Le roman sonde le thème de la liberté, que recherche le peintre dans l’expérience de la Commune, dans la nature, dans la peinture. Courbet « porte témoignage de la joie révolutionnaire, de la joie de l’homme qui se gouverne lui-même », écrit David Bosc. « Je préfère voir l’héroïsme de Courbet dans le quotidien que dans les feux de la Commune, continue-t-il. Il était athée mais avec une vision panthéiste du monde. Il accepte la démesure de la nature, il en devient un réceptacle, comme chez les croyants. Contrairement à son époque très scientiste, Courbet ne pense pas qu’on pourra élucider le mystère. Reste la recherche, l’exercice inépuisable du quotidien. C’est une vue assez orientale. Je force peut-être un peu quand je le rapproche de Rimbaud, mais c’est sincère. »
Contemporain « en secret »
Rimbaud et Baudelaire traversent furtivement le roman, clin d’œil à cette époque charnière, aussi riche littérairement que politiquement, qui fascine David Bosc. Son premier livre publié était d’ailleurs un essai sur l’écrivain anarchiste Georges Darien, qui a vécu au tournant du siècle – auteur du Voleur, adapté au cinéma par Louis Malle. « C’était mon mémoire de Sciences Po, donné à un éditeur dans mon dos. Je ne l’aurais pas publié tel quel mais ça a été libérateur : mon premier livre était édité, j’avais perdu mon pucelage. » Suivra un pamphlet qui épingle l’aveuglement communiste d’Aragon. Mais Bosc ne se consacre aujourd’hui plus qu’à la fiction : « Il me semblerait vain de dire que Sollers est un escroc qui récupère Guy Debord, mieux vaut écrire des œuvres positives ! »
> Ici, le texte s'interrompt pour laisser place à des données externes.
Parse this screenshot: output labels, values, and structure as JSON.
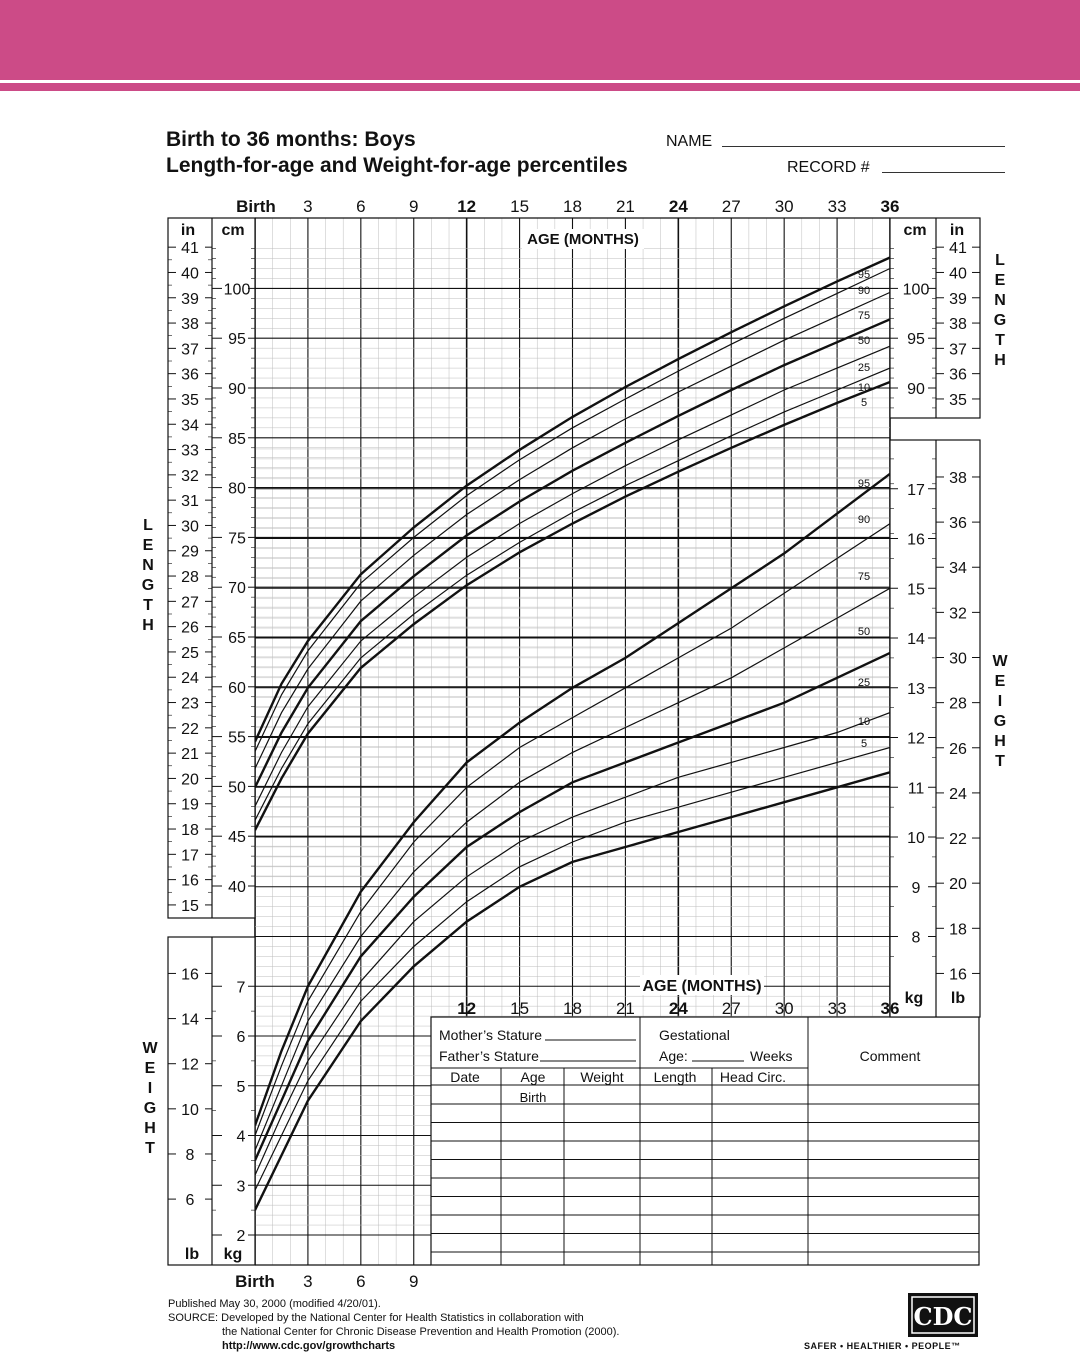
{
  "header": {
    "title_line1": "Birth to 36 months: Boys",
    "title_line2": "Length-for-age and Weight-for-age percentiles",
    "name_label": "NAME",
    "record_label": "RECORD #"
  },
  "colors": {
    "banner": "#cc4b87",
    "ink": "#111111",
    "grid_minor": "#bdbdbd"
  },
  "chart_data": [
    {
      "type": "line",
      "title": "Length-for-age",
      "xlabel": "AGE (MONTHS)",
      "ylabel": "LENGTH",
      "units_left": [
        "in",
        "cm"
      ],
      "units_right": [
        "cm",
        "in"
      ],
      "xlim": [
        0,
        36
      ],
      "ylim": [
        40,
        104
      ],
      "x_tick_labels": [
        "Birth",
        "3",
        "6",
        "9",
        "12",
        "15",
        "18",
        "21",
        "24",
        "27",
        "30",
        "33",
        "36"
      ],
      "x": [
        0,
        1.5,
        3,
        6,
        9,
        12,
        15,
        18,
        21,
        24,
        27,
        30,
        33,
        36
      ],
      "series": [
        {
          "name": "95",
          "values": [
            54.5,
            60.3,
            64.6,
            71.3,
            76.0,
            80.2,
            83.8,
            87.1,
            90.1,
            92.9,
            95.6,
            98.2,
            100.7,
            103.1
          ]
        },
        {
          "name": "90",
          "values": [
            53.5,
            59.2,
            63.6,
            70.4,
            75.0,
            79.2,
            82.8,
            86.0,
            88.9,
            91.7,
            94.4,
            97.0,
            99.5,
            102.0
          ]
        },
        {
          "name": "75",
          "values": [
            51.8,
            57.4,
            61.8,
            68.6,
            73.2,
            77.3,
            80.8,
            84.0,
            86.9,
            89.6,
            92.2,
            94.8,
            97.2,
            99.6
          ]
        },
        {
          "name": "50",
          "values": [
            49.9,
            55.4,
            59.9,
            66.6,
            71.1,
            75.2,
            78.6,
            81.7,
            84.5,
            87.2,
            89.8,
            92.3,
            94.6,
            96.9
          ]
        },
        {
          "name": "25",
          "values": [
            48.0,
            53.4,
            58.0,
            64.6,
            69.0,
            73.0,
            76.4,
            79.4,
            82.2,
            84.8,
            87.3,
            89.8,
            92.0,
            94.2
          ]
        },
        {
          "name": "10",
          "values": [
            46.6,
            51.8,
            56.3,
            62.9,
            67.3,
            71.2,
            74.5,
            77.5,
            80.2,
            82.7,
            85.2,
            87.6,
            89.8,
            92.0
          ]
        },
        {
          "name": "5",
          "values": [
            45.6,
            50.8,
            55.3,
            61.9,
            66.3,
            70.2,
            73.5,
            76.4,
            79.1,
            81.6,
            84.0,
            86.3,
            88.5,
            90.6
          ]
        }
      ],
      "left_in_ticks": [
        "15",
        "16",
        "17",
        "18",
        "19",
        "20",
        "21",
        "22",
        "23",
        "24",
        "25",
        "26",
        "27",
        "28",
        "29",
        "30",
        "31",
        "32",
        "33",
        "34",
        "35",
        "36",
        "37",
        "38",
        "39",
        "40",
        "41"
      ],
      "left_cm_ticks": [
        "40",
        "45",
        "50",
        "55",
        "60",
        "65",
        "70",
        "75",
        "80",
        "85",
        "90",
        "95",
        "100"
      ],
      "right_cm_ticks": [
        "90",
        "95",
        "100"
      ],
      "right_in_ticks": [
        "35",
        "36",
        "37",
        "38",
        "39",
        "40",
        "41"
      ]
    },
    {
      "type": "line",
      "title": "Weight-for-age",
      "xlabel": "AGE (MONTHS)",
      "ylabel": "WEIGHT",
      "units_left": [
        "lb",
        "kg"
      ],
      "units_right": [
        "kg",
        "lb"
      ],
      "xlim": [
        0,
        36
      ],
      "ylim": [
        1.5,
        18
      ],
      "x_tick_labels": [
        "12",
        "15",
        "18",
        "21",
        "24",
        "27",
        "30",
        "33",
        "36"
      ],
      "x": [
        0,
        1.5,
        3,
        6,
        9,
        12,
        15,
        18,
        21,
        24,
        27,
        30,
        33,
        36
      ],
      "series": [
        {
          "name": "95",
          "values": [
            4.2,
            5.7,
            7.0,
            8.9,
            10.3,
            11.5,
            12.3,
            13.0,
            13.6,
            14.3,
            15.0,
            15.7,
            16.5,
            17.3
          ]
        },
        {
          "name": "90",
          "values": [
            4.0,
            5.4,
            6.7,
            8.5,
            9.9,
            11.0,
            11.8,
            12.4,
            13.0,
            13.6,
            14.2,
            14.9,
            15.6,
            16.3
          ]
        },
        {
          "name": "75",
          "values": [
            3.7,
            5.0,
            6.3,
            8.0,
            9.3,
            10.3,
            11.1,
            11.7,
            12.2,
            12.7,
            13.2,
            13.8,
            14.4,
            15.0
          ]
        },
        {
          "name": "50",
          "values": [
            3.5,
            4.7,
            5.9,
            7.6,
            8.8,
            9.8,
            10.5,
            11.1,
            11.5,
            11.9,
            12.3,
            12.7,
            13.2,
            13.7
          ]
        },
        {
          "name": "25",
          "values": [
            3.2,
            4.4,
            5.5,
            7.1,
            8.3,
            9.2,
            9.9,
            10.4,
            10.8,
            11.2,
            11.5,
            11.8,
            12.1,
            12.5
          ]
        },
        {
          "name": "10",
          "values": [
            2.9,
            4.0,
            5.1,
            6.7,
            7.8,
            8.7,
            9.4,
            9.9,
            10.3,
            10.6,
            10.9,
            11.2,
            11.5,
            11.8
          ]
        },
        {
          "name": "5",
          "values": [
            2.5,
            3.6,
            4.7,
            6.3,
            7.4,
            8.3,
            9.0,
            9.5,
            9.8,
            10.1,
            10.4,
            10.7,
            11.0,
            11.3
          ]
        }
      ],
      "left_lb_ticks": [
        "6",
        "8",
        "10",
        "12",
        "14",
        "16"
      ],
      "left_kg_ticks": [
        "2",
        "3",
        "4",
        "5",
        "6",
        "7"
      ],
      "right_kg_ticks": [
        "8",
        "9",
        "10",
        "11",
        "12",
        "13",
        "14",
        "15",
        "16",
        "17"
      ],
      "right_lb_ticks": [
        "16",
        "18",
        "20",
        "22",
        "24",
        "26",
        "28",
        "30",
        "32",
        "34",
        "36",
        "38"
      ]
    }
  ],
  "axis_text": {
    "birth": "Birth",
    "age_months": "AGE (MONTHS)",
    "length_vertical": "LENGTH",
    "weight_vertical": "WEIGHT",
    "unit_in": "in",
    "unit_cm": "cm",
    "unit_lb": "lb",
    "unit_kg": "kg"
  },
  "form": {
    "mothers_stature": "Mother’s Stature",
    "fathers_stature": "Father’s Stature",
    "gestational": "Gestational",
    "age": "Age:",
    "weeks": "Weeks",
    "comment": "Comment",
    "columns": [
      "Date",
      "Age",
      "Weight",
      "Length",
      "Head  Circ."
    ],
    "first_row_age": "Birth"
  },
  "footer": {
    "published": "Published May 30, 2000 (modified 4/20/01).",
    "source_1": "SOURCE: Developed by the National Center for Health Statistics in collaboration with",
    "source_2": "the National Center for Chronic Disease Prevention and Health Promotion (2000).",
    "url": "http://www.cdc.gov/growthcharts",
    "logo_text": "CDC",
    "tagline": "SAFER • HEALTHIER • PEOPLE™"
  }
}
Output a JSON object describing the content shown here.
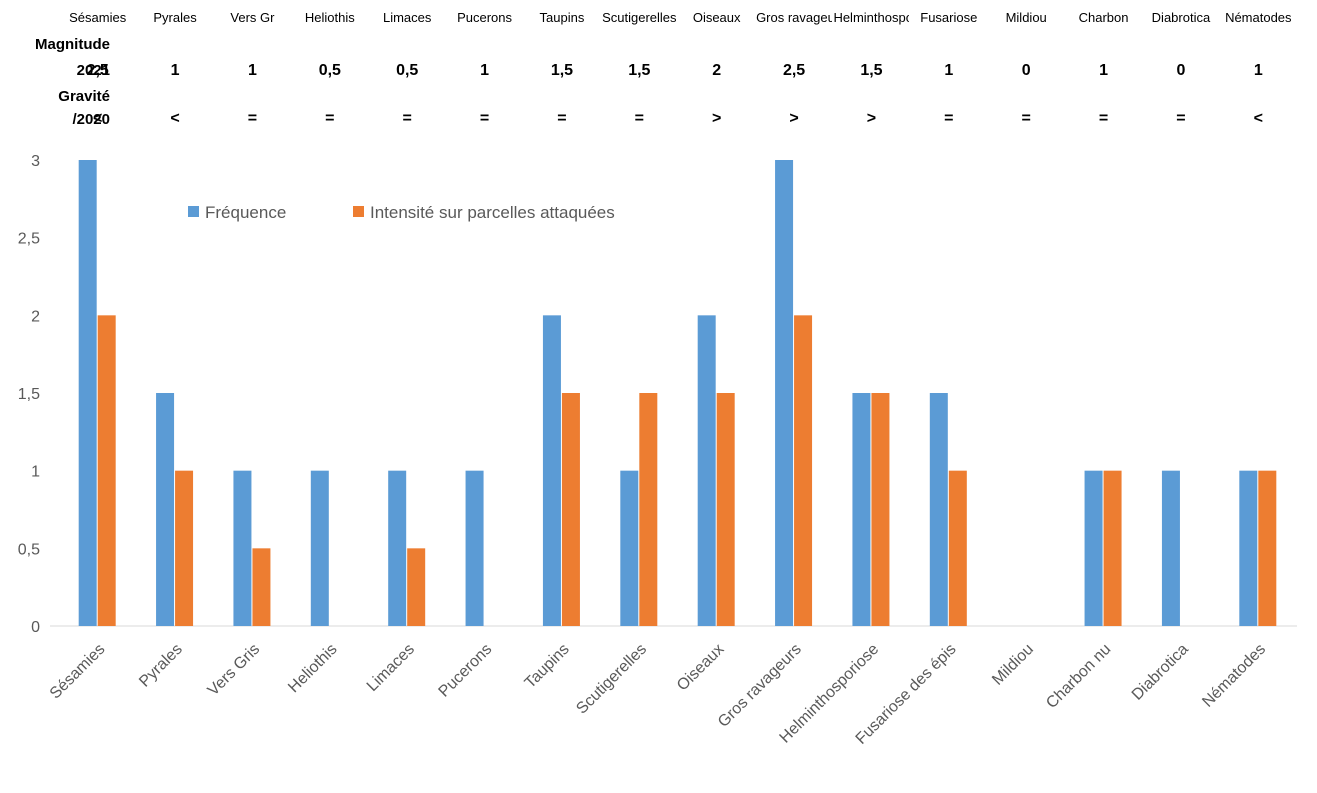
{
  "table": {
    "row_labels": {
      "magnitude": "Magnitude",
      "year": "2021",
      "gravite": "Gravité",
      "vs": "/2020"
    },
    "headers": [
      "Sésamies",
      "Pyrales",
      "Vers Gr",
      "Heliothis",
      "Limaces",
      "Pucerons",
      "Taupins",
      "Scutigerelles",
      "Oiseaux",
      "Gros ravageurs",
      "Helminthosporiose",
      "Fusariose",
      "Mildiou",
      "Charbon",
      "Diabrotica",
      "Nématodes"
    ],
    "magnitude_2021": [
      "2,5",
      "1",
      "1",
      "0,5",
      "0,5",
      "1",
      "1,5",
      "1,5",
      "2",
      "2,5",
      "1,5",
      "1",
      "0",
      "1",
      "0",
      "1"
    ],
    "gravite_vs_2020": [
      "<",
      "<",
      "=",
      "=",
      "=",
      "=",
      "=",
      "=",
      ">",
      ">",
      ">",
      "=",
      "=",
      "=",
      "=",
      "<"
    ]
  },
  "chart_data": {
    "type": "bar",
    "categories": [
      "Sésamies",
      "Pyrales",
      "Vers Gris",
      "Heliothis",
      "Limaces",
      "Pucerons",
      "Taupins",
      "Scutigerelles",
      "Oiseaux",
      "Gros ravageurs",
      "Helminthosporiose",
      "Fusariose des épis",
      "Mildiou",
      "Charbon nu",
      "Diabrotica",
      "Nématodes"
    ],
    "series": [
      {
        "name": "Fréquence",
        "color": "#5B9BD5",
        "values": [
          3,
          1.5,
          1,
          1,
          1,
          1,
          2,
          1,
          2,
          3,
          1.5,
          1.5,
          0,
          1,
          1,
          1
        ]
      },
      {
        "name": "Intensité sur parcelles attaquées",
        "color": "#ED7D31",
        "values": [
          2,
          1,
          0.5,
          0,
          0.5,
          0,
          1.5,
          1.5,
          1.5,
          2,
          1.5,
          1,
          0,
          1,
          0,
          1
        ]
      }
    ],
    "ylim": [
      0,
      3
    ],
    "yticks": [
      "0",
      "0,5",
      "1",
      "1,5",
      "2",
      "2,5",
      "3"
    ],
    "ytick_values": [
      0,
      0.5,
      1,
      1.5,
      2,
      2.5,
      3
    ],
    "legend": "top-left",
    "grid": false
  }
}
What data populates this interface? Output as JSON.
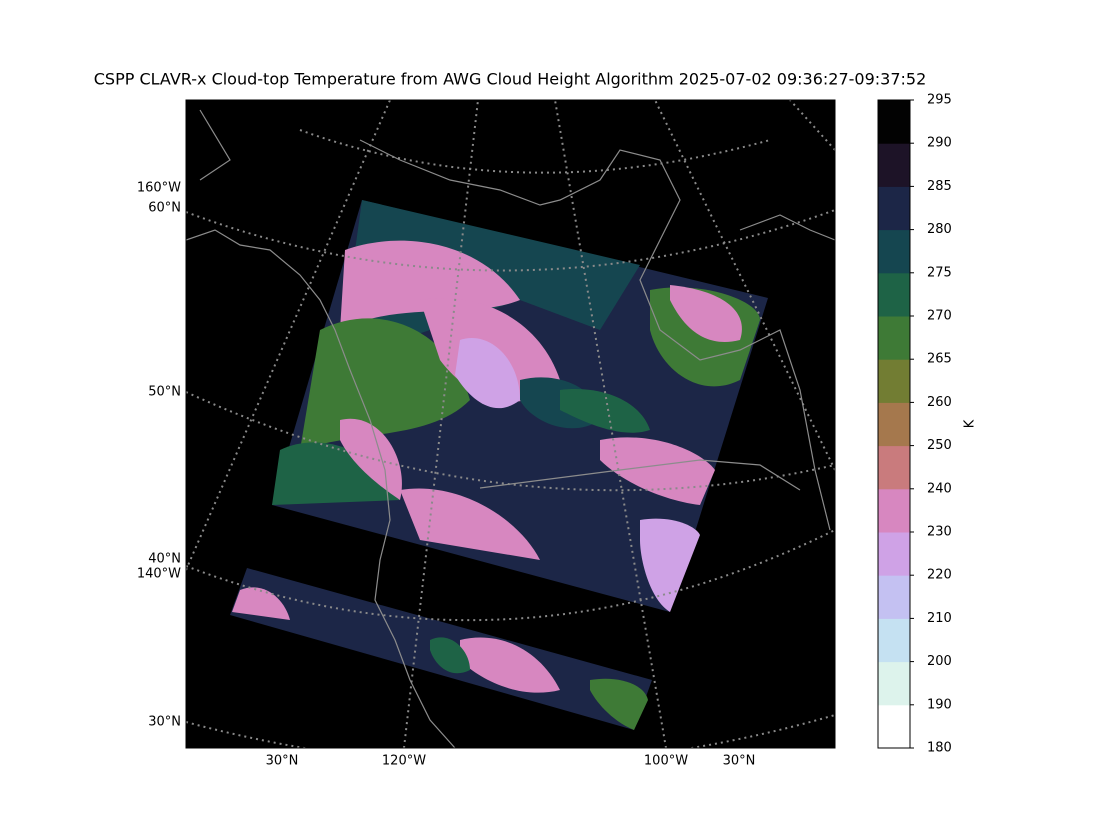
{
  "title": "CSPP CLAVR-x Cloud-top Temperature from AWG Cloud Height Algorithm 2025-07-02 09:36:27-09:37:52",
  "map": {
    "left_labels": [
      "160°W",
      "60°N",
      "50°N",
      "40°N",
      "140°W",
      "30°N"
    ],
    "bottom_labels": [
      "30°N",
      "120°W",
      "100°W",
      "30°N"
    ]
  },
  "colorbar": {
    "label": "K",
    "ticks": [
      180,
      190,
      200,
      210,
      220,
      230,
      240,
      250,
      260,
      265,
      270,
      275,
      280,
      285,
      290,
      295
    ],
    "colors": [
      "#ffffff",
      "#ddf3ec",
      "#c5e1f2",
      "#c4c1f2",
      "#cfa2e6",
      "#d787c0",
      "#c97b7d",
      "#a5784d",
      "#727d33",
      "#3e7a36",
      "#1e6346",
      "#154650",
      "#1c2647",
      "#1d1327",
      "#020202"
    ]
  }
}
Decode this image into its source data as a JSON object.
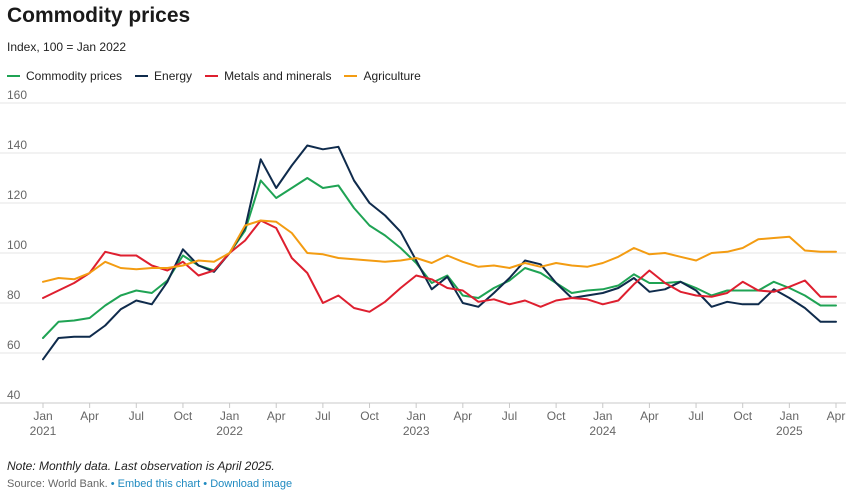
{
  "header": {
    "title": "Commodity prices",
    "subtitle": "Index, 100 = Jan 2022"
  },
  "footer": {
    "note": "Note: Monthly data. Last observation is April 2025.",
    "source": "Source: World Bank.",
    "embed_link": "Embed this chart",
    "download_link": "Download image",
    "separator": "•"
  },
  "chart_data": {
    "type": "line",
    "title": "Commodity prices",
    "subtitle": "Index, 100 = Jan 2022",
    "xlabel": "",
    "ylabel": "",
    "ylim": [
      40,
      160
    ],
    "yticks": [
      40,
      60,
      80,
      100,
      120,
      140,
      160
    ],
    "grid": true,
    "legend_position": "top-left",
    "x": [
      "2021-01",
      "2021-02",
      "2021-03",
      "2021-04",
      "2021-05",
      "2021-06",
      "2021-07",
      "2021-08",
      "2021-09",
      "2021-10",
      "2021-11",
      "2021-12",
      "2022-01",
      "2022-02",
      "2022-03",
      "2022-04",
      "2022-05",
      "2022-06",
      "2022-07",
      "2022-08",
      "2022-09",
      "2022-10",
      "2022-11",
      "2022-12",
      "2023-01",
      "2023-02",
      "2023-03",
      "2023-04",
      "2023-05",
      "2023-06",
      "2023-07",
      "2023-08",
      "2023-09",
      "2023-10",
      "2023-11",
      "2023-12",
      "2024-01",
      "2024-02",
      "2024-03",
      "2024-04",
      "2024-05",
      "2024-06",
      "2024-07",
      "2024-08",
      "2024-09",
      "2024-10",
      "2024-11",
      "2024-12",
      "2025-01",
      "2025-02",
      "2025-03",
      "2025-04"
    ],
    "x_tick_labels": [
      {
        "month": "Jan",
        "year": "2021"
      },
      {
        "month": "Apr",
        "year": ""
      },
      {
        "month": "Jul",
        "year": ""
      },
      {
        "month": "Oct",
        "year": ""
      },
      {
        "month": "Jan",
        "year": "2022"
      },
      {
        "month": "Apr",
        "year": ""
      },
      {
        "month": "Jul",
        "year": ""
      },
      {
        "month": "Oct",
        "year": ""
      },
      {
        "month": "Jan",
        "year": "2023"
      },
      {
        "month": "Apr",
        "year": ""
      },
      {
        "month": "Jul",
        "year": ""
      },
      {
        "month": "Oct",
        "year": ""
      },
      {
        "month": "Jan",
        "year": "2024"
      },
      {
        "month": "Apr",
        "year": ""
      },
      {
        "month": "Jul",
        "year": ""
      },
      {
        "month": "Oct",
        "year": ""
      },
      {
        "month": "Jan",
        "year": "2025"
      },
      {
        "month": "Apr",
        "year": ""
      }
    ],
    "series": [
      {
        "name": "Commodity prices",
        "color": "#1fa354",
        "values": [
          66,
          72.5,
          73,
          74,
          79,
          83,
          85,
          84,
          89,
          99,
          95,
          93,
          100,
          109,
          129,
          122,
          126,
          130,
          126,
          127,
          118,
          111,
          107,
          102,
          96,
          88,
          91,
          83,
          82,
          86,
          89,
          94,
          92,
          88,
          84,
          85,
          85.5,
          87,
          91.5,
          88,
          88,
          88.5,
          86,
          83,
          85,
          85,
          85,
          88.5,
          86,
          83,
          79,
          79
        ]
      },
      {
        "name": "Energy",
        "color": "#0f2b4c",
        "values": [
          57.5,
          66,
          66.5,
          66.5,
          71,
          77.5,
          81,
          79.5,
          88.5,
          101.5,
          95,
          92.5,
          100,
          110,
          137.5,
          126,
          135,
          143,
          141.5,
          142.5,
          129,
          120,
          115,
          108.5,
          97,
          85.5,
          90.5,
          80,
          78.5,
          84,
          90,
          97,
          95.5,
          88,
          82,
          83,
          84,
          86,
          90,
          84.5,
          85.5,
          88.5,
          85,
          78.5,
          80.5,
          79.5,
          79.5,
          85.5,
          82,
          78,
          72.5,
          72.5
        ]
      },
      {
        "name": "Metals and minerals",
        "color": "#de1f2f",
        "values": [
          82,
          85,
          88,
          92,
          100.5,
          99,
          99,
          95,
          93,
          96.5,
          91,
          93,
          100,
          105,
          113,
          110,
          98,
          92,
          80,
          83,
          78,
          76.5,
          80.5,
          86,
          91,
          89.5,
          86,
          85,
          80.5,
          81.5,
          79.5,
          81,
          78.5,
          81,
          82,
          81.5,
          79.5,
          81,
          87.5,
          93,
          88,
          84.5,
          83,
          82.5,
          84,
          88.5,
          85,
          84.5,
          86.5,
          89,
          82.5,
          82.5
        ]
      },
      {
        "name": "Agriculture",
        "color": "#f39c12",
        "values": [
          88.5,
          90,
          89.5,
          92,
          96.5,
          94,
          93.5,
          94,
          94,
          95,
          97,
          96.5,
          100,
          111,
          113,
          112.5,
          108,
          100,
          99.5,
          98,
          97.5,
          97,
          96.5,
          97,
          98,
          96,
          99,
          96.5,
          94.5,
          95,
          94,
          96,
          94.5,
          96,
          95,
          94.5,
          96,
          98.5,
          102,
          99.5,
          100,
          98.5,
          97,
          100,
          100.5,
          102,
          105.5,
          106,
          106.5,
          101,
          100.5,
          100.5
        ]
      }
    ]
  }
}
Lui qui savait à 12 ans qu’il voulait être écrivain n’a pas choisi les Lettres : « L’analyse textuelle m’ennuyait, elle livre des secrets de fabrication que je voulais ignorer. » Mais son univers, c’est les classiques, Pascal Quignard, Pierre Michon. Son style en témoigne : à la fois tenu et singulier, il oscille entre rythme et tournures à l’ampleur élégante et ruptures volontaires. Ses deux premiers romans aussi étaient très écrits, précise-t-il, même s’ils se déroulent dans les années 1980-90. « J’avais dit à un éditeur que mon écriture était “d’aujourd’hui, mais en secret” », sourit-il. Parus chez Allia, Sang lié (2005) et Milo (2009) portent une grande part d’autobiographie. « J’ai beaucoup apprécié le détachement que donne un sujet extérieur à soi. »
David Bosc a aussi fait ses armes en traduisant de l’anglais la correspondance de Jonathan Swift (Journal de Holyhead, Sulliver, 2002) et de l’italien les Chants orphiques de Dino Campana (Allia, 2006), avant de travailler pour Noir sur Blanc, maison spécialisée dans les littératures de l’Est. Et au moment de prendre congé, on se dit que ce grand lecteur, pudique et posé, a décidément trouvé sa voix.